URI a class which we have considered just, the set of every possible functions for job with various parts URL gives (such as definition such as URL - $url-> scheme, definition on what host he refers - $url-> host, and so on on the basis of the documentation on classes URI. Nevertheless, the most interesting are a method query_form, considered earlier, and now a method new_abs for transformation of the relative link ("../foo.html") in absolute (" http: // www.perl.com/stuff/foo.html "):



use URI;

$abs = URI-> new_abs ($maybe_relative, $base);


For example, we shall consider this programmku which chooses links from a HTML-page snovymi modules on CPAN:



use strict;

use warnings;

use LWP 5.64;

my $browser = LWP:: UserAgent-> new;


my $url = ' http: // www.cpan.org/RECENT.html ';

my $response = $browser-> get ($url);

die " Can't get $url - ", $response-> status_line

unless $response-> is_success;


my $html = $response-> content;

while ($html = ~ m / <A HREF = " (. *?) "/g) {

print "$1n";

}


At start she starts to give out something like it:



MIRRORING.FROM

RECENT

RECENT.html

authors/00whois.html

authors/01mailrc.txt.gz

authors/id/A/AA/AASSAD/CHECKSUMS

...


But, if you want receive the list of absolute links you can to use a method new_abs, having changed a cycle while as follows:



while ($html = ~ m / <A HREF = " (. *?) "/g) {

print URI-> new_abs ($1, $response-> base), "n";

}


($response-> base the module HTTP::Message it is used for definition of the base address for transformation of relative links in absolute.)


Now our program gives out that ndo:



http://www.cpan.org/MIRRORING.FROM

http://www.cpan.org/RECENT

http://www.cpan.org/RECENT.html

http://www.cpan.org/authors/00whois.html

http://www.cpan.org/authors/01mailrc.txt.gz

http://www.cpan.org/authors/id/A/AA/AASSAD/CHECKSUMS

...


See. Chapter{head} 4, "URLs", books Perl and LWP for the greater information on objects URI.


Certainly, use regexp for allocation of addresses is too prmitivnym a method, therefore for more serious programs it is necessary to use modules of " grammatic analysis HTML " similar HTML:: LinkExtor or HTML:: TokeParser, or, even can be, HTML:: TreeBuilder.

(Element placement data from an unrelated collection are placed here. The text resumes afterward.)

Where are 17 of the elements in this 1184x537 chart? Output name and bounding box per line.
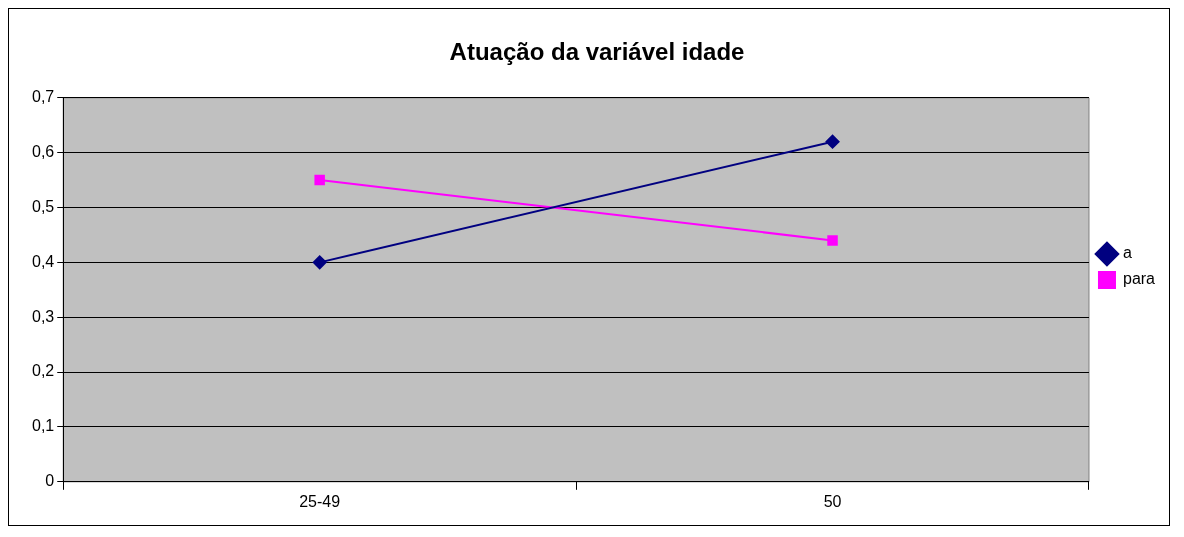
- point: [312, 255, 327, 270]
- y-tick-label: 0,2: [31, 362, 55, 380]
- x-tick-label: 50: [823, 492, 842, 510]
- y-tick-label: 0,7: [31, 88, 55, 106]
- legend-label: a: [1122, 244, 1132, 262]
- y-tick-label: 0,6: [31, 143, 55, 161]
- point: [314, 174, 325, 186]
- y-tick-label: 0: [45, 472, 55, 490]
- chart-title: Atuação da variável idade: [449, 38, 745, 66]
- y-tick-label: 0,1: [31, 417, 55, 435]
- y-tick-label: 0,3: [31, 307, 55, 325]
- x-tick-label: 25-49: [299, 492, 341, 510]
- point: [825, 134, 840, 149]
- point: [827, 235, 838, 246]
- y-tick-label: 0,5: [31, 197, 55, 215]
- y-tick-label: 0,4: [31, 252, 55, 270]
- legend-label: para: [1122, 270, 1156, 288]
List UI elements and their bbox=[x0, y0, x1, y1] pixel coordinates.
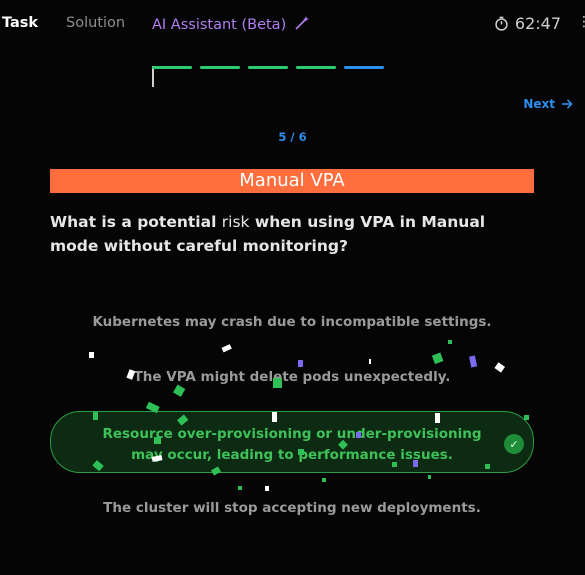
question-text-end: when using VPA in Manual mode without ca… bbox=[50, 213, 486, 255]
check-circle-icon: ✓ bbox=[504, 434, 524, 454]
top-bar: Task Solution AI Assistant (Beta) 62:47 … bbox=[0, 0, 585, 48]
question-text: What is a potential risk when using VPA … bbox=[50, 210, 520, 258]
tab-task[interactable]: Task bbox=[2, 15, 39, 31]
timer-value: 62:47 bbox=[514, 14, 561, 33]
next-button[interactable]: Next bbox=[523, 97, 573, 111]
answer-option-text: Resource over-provisioning or under-prov… bbox=[102, 426, 482, 463]
question-emphasis: risk bbox=[221, 213, 250, 231]
stopwatch-icon bbox=[495, 16, 508, 31]
question-text-start: What is a potential bbox=[50, 213, 222, 231]
tab-ai-assistant[interactable]: AI Assistant (Beta) bbox=[152, 15, 310, 33]
more-icon[interactable]: ⋮ bbox=[577, 14, 585, 30]
section-title: Manual VPA bbox=[50, 169, 534, 193]
progress-segment bbox=[248, 66, 288, 69]
progress-segment bbox=[296, 66, 336, 69]
progress-segment bbox=[200, 66, 240, 69]
progress-segment bbox=[152, 66, 192, 69]
arrow-right-icon bbox=[562, 99, 573, 109]
answer-option[interactable]: Kubernetes may crash due to incompatible… bbox=[92, 314, 492, 330]
answer-option-selected[interactable]: Resource over-provisioning or under-prov… bbox=[50, 411, 534, 473]
next-button-label: Next bbox=[523, 97, 555, 111]
question-counter: 5 / 6 bbox=[278, 130, 307, 144]
magic-wand-icon bbox=[295, 16, 309, 30]
tab-ai-assistant-label: AI Assistant (Beta) bbox=[152, 17, 287, 33]
progress-steps bbox=[152, 66, 392, 90]
tab-solution[interactable]: Solution bbox=[66, 15, 126, 31]
progress-marker bbox=[152, 66, 154, 87]
answer-option[interactable]: The cluster will stop accepting new depl… bbox=[103, 500, 481, 516]
timer: 62:47 bbox=[494, 14, 561, 33]
progress-segment bbox=[344, 66, 384, 69]
answer-option[interactable]: The VPA might delete pods unexpectedly. bbox=[133, 369, 451, 385]
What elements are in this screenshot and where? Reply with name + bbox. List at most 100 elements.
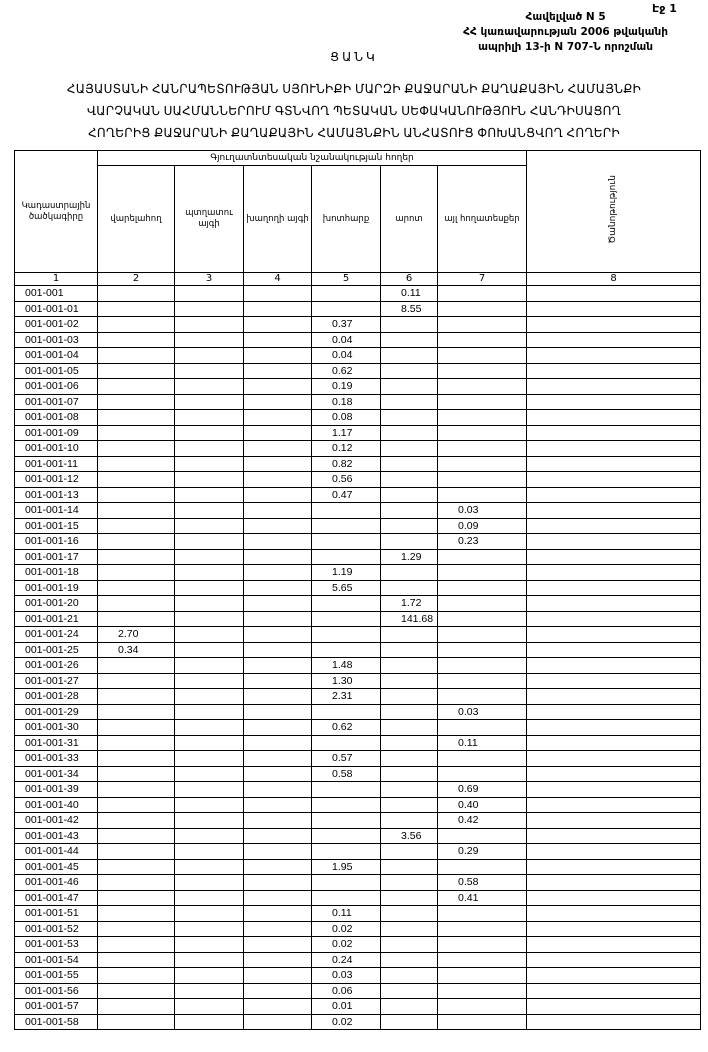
- note-cell: [526, 858, 702, 875]
- area-cell: [97, 936, 175, 953]
- table-row: 001-001-51 0.11: [14, 905, 702, 922]
- land-table: Կադաստրային ծածկագիրը Գյուղատնտեսական նշ…: [14, 150, 702, 1030]
- cadastral-code-cell: 001-001-14: [14, 502, 98, 519]
- cadastral-code-cell: 001-001-25: [14, 641, 98, 658]
- table-row: 001-001-21 141.68: [14, 610, 702, 627]
- note-cell: [526, 703, 702, 720]
- area-cell: 0.08: [311, 409, 381, 426]
- area-cell: [380, 331, 438, 348]
- table-row: 001-001-56 0.06: [14, 982, 702, 999]
- area-cell: [174, 998, 244, 1015]
- area-cell: [174, 502, 244, 519]
- area-cell: [174, 533, 244, 550]
- area-cell: 0.40: [436, 796, 528, 813]
- table-row: 001-001-04 0.04: [14, 347, 702, 364]
- area-cell: 0.62: [311, 719, 381, 736]
- cadastral-code-cell: 001-001-30: [14, 719, 98, 736]
- area-cell: [380, 502, 438, 519]
- note-cell: [526, 781, 702, 798]
- area-cell: [97, 951, 175, 968]
- area-cell: [380, 409, 438, 426]
- area-cell: [174, 734, 244, 751]
- header-orchard: պտղատու այգի: [174, 165, 244, 273]
- area-cell: [174, 688, 244, 705]
- area-cell: [97, 781, 175, 798]
- area-cell: [311, 300, 381, 317]
- cadastral-code-cell: 001-001-29: [14, 703, 98, 720]
- cadastral-code-cell: 001-001-39: [14, 781, 98, 798]
- area-cell: [174, 812, 244, 829]
- area-cell: [174, 409, 244, 426]
- note-cell: [526, 688, 702, 705]
- area-cell: [311, 517, 381, 534]
- area-cell: [436, 486, 528, 503]
- area-cell: [380, 688, 438, 705]
- area-cell: [174, 440, 244, 457]
- table-row: 001-001-16 0.23: [14, 533, 702, 550]
- area-cell: [380, 316, 438, 333]
- area-cell: [174, 362, 244, 379]
- cadastral-code-cell: 001-001-19: [14, 579, 98, 596]
- area-cell: [311, 548, 381, 565]
- table-row: 001-001-57 0.01: [14, 998, 702, 1015]
- area-cell: [380, 858, 438, 875]
- area-cell: 8.55: [380, 300, 438, 317]
- note-cell: [526, 827, 702, 844]
- area-cell: [243, 998, 312, 1015]
- table-row: 001-001-58 0.02: [14, 1013, 702, 1030]
- area-cell: [436, 331, 528, 348]
- area-cell: 0.01: [311, 998, 381, 1015]
- area-cell: [380, 486, 438, 503]
- area-cell: [97, 564, 175, 581]
- area-cell: [436, 626, 528, 643]
- area-cell: [97, 409, 175, 426]
- cadastral-code-cell: 001-001-01: [14, 300, 98, 317]
- area-cell: [436, 610, 528, 627]
- note-cell: [526, 750, 702, 767]
- cadastral-code-cell: 001-001-02: [14, 316, 98, 333]
- note-cell: [526, 579, 702, 596]
- area-cell: [97, 300, 175, 317]
- area-cell: [380, 657, 438, 674]
- area-cell: [174, 548, 244, 565]
- area-cell: [97, 982, 175, 999]
- header-cadastral-code: Կադաստրային ծածկագիրը: [14, 150, 98, 273]
- area-cell: [97, 517, 175, 534]
- area-cell: [436, 471, 528, 488]
- area-cell: [174, 517, 244, 534]
- note-cell: [526, 424, 702, 441]
- area-cell: [97, 610, 175, 627]
- cadastral-code-cell: 001-001-52: [14, 920, 98, 937]
- cadastral-code-cell: 001-001-05: [14, 362, 98, 379]
- area-cell: [174, 316, 244, 333]
- area-cell: [243, 1013, 312, 1030]
- note-cell: [526, 626, 702, 643]
- cadastral-code-cell: 001-001-43: [14, 827, 98, 844]
- area-cell: [243, 331, 312, 348]
- area-cell: [243, 610, 312, 627]
- area-cell: [436, 920, 528, 937]
- area-cell: 1.29: [380, 548, 438, 565]
- area-cell: [97, 502, 175, 519]
- area-cell: [311, 874, 381, 891]
- page-number: Էջ 1: [652, 2, 677, 15]
- area-cell: [436, 595, 528, 612]
- area-cell: [243, 564, 312, 581]
- area-cell: [380, 843, 438, 860]
- column-number: 2: [97, 272, 175, 286]
- table-row: 001-001-33 0.57: [14, 750, 702, 767]
- note-cell: [526, 998, 702, 1015]
- area-cell: [243, 471, 312, 488]
- area-cell: [436, 719, 528, 736]
- table-row: 001-001-20 1.72: [14, 595, 702, 612]
- note-cell: [526, 502, 702, 519]
- area-cell: 0.62: [311, 362, 381, 379]
- area-cell: 0.12: [311, 440, 381, 457]
- area-cell: [97, 967, 175, 984]
- area-cell: 0.58: [436, 874, 528, 891]
- note-cell: [526, 610, 702, 627]
- header-pasture: արոտ: [380, 165, 438, 273]
- area-cell: [97, 703, 175, 720]
- note-cell: [526, 982, 702, 999]
- area-cell: [436, 765, 528, 782]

Other properties of a browser


Objects LWP:: UserAgent have set svojst for management of own job. Some from them:


*


$browser-> timeout (15): This method establishes a maximum quantity of time for expectation of the answer of the server. If after 15 seconds (in this case) it will not be received the answer the browser will stop search.

*


$browser-> protocols_allowed ([' http ',' gopher ']): types of links with which the browser will "communicate" Are established., in particular HTTP and gopher. If there will be osuhhestvena an attempt to get access to any document under other report (for example, " ftp: ", " mailto: ", " news: ") there will be no even an attempt of connection, and we shall receive a mistake 500, with the message similar: " Access to ftp URIs has been disabled ".

*


use LWP:: ConnCache;

$browser-> conn_cache (LWP:: ConnCache-> new ()): After this installation the object of a browser tries to use HTTP/1.1 "Keep-Alive" which accelerates searches by use of one connection for several searches to the same server.

*


$browser-> agent (' SomeName/1.23 (more info here maybe) '): we Determine as our browser will identify myself in line "User-Agent" HTTP searches. By default, he sends "libwww-perl/versionnumber", i.e. "libwww-perl/5.65". You can change it to more informative message:



$browser-> agent (' SomeName/3.14 (contact@robotplexus.int) ');


Or, if it is necessary, you can will pretend to be a real browser:



$browser-> agent (

' Mozilla/4.0 (compatible; MSIE 5.12; Mac_PowerPC) ');


*


push {$ua-> requests_redirectable}, ' POST ': we Establish{Install} our browser on carrying out readdressing on POST searches (so does{makes} the majority of modern browsers (IE, NN, Opera)) though HTTP RFC speaks us about that, what is it generally it should not be carried out.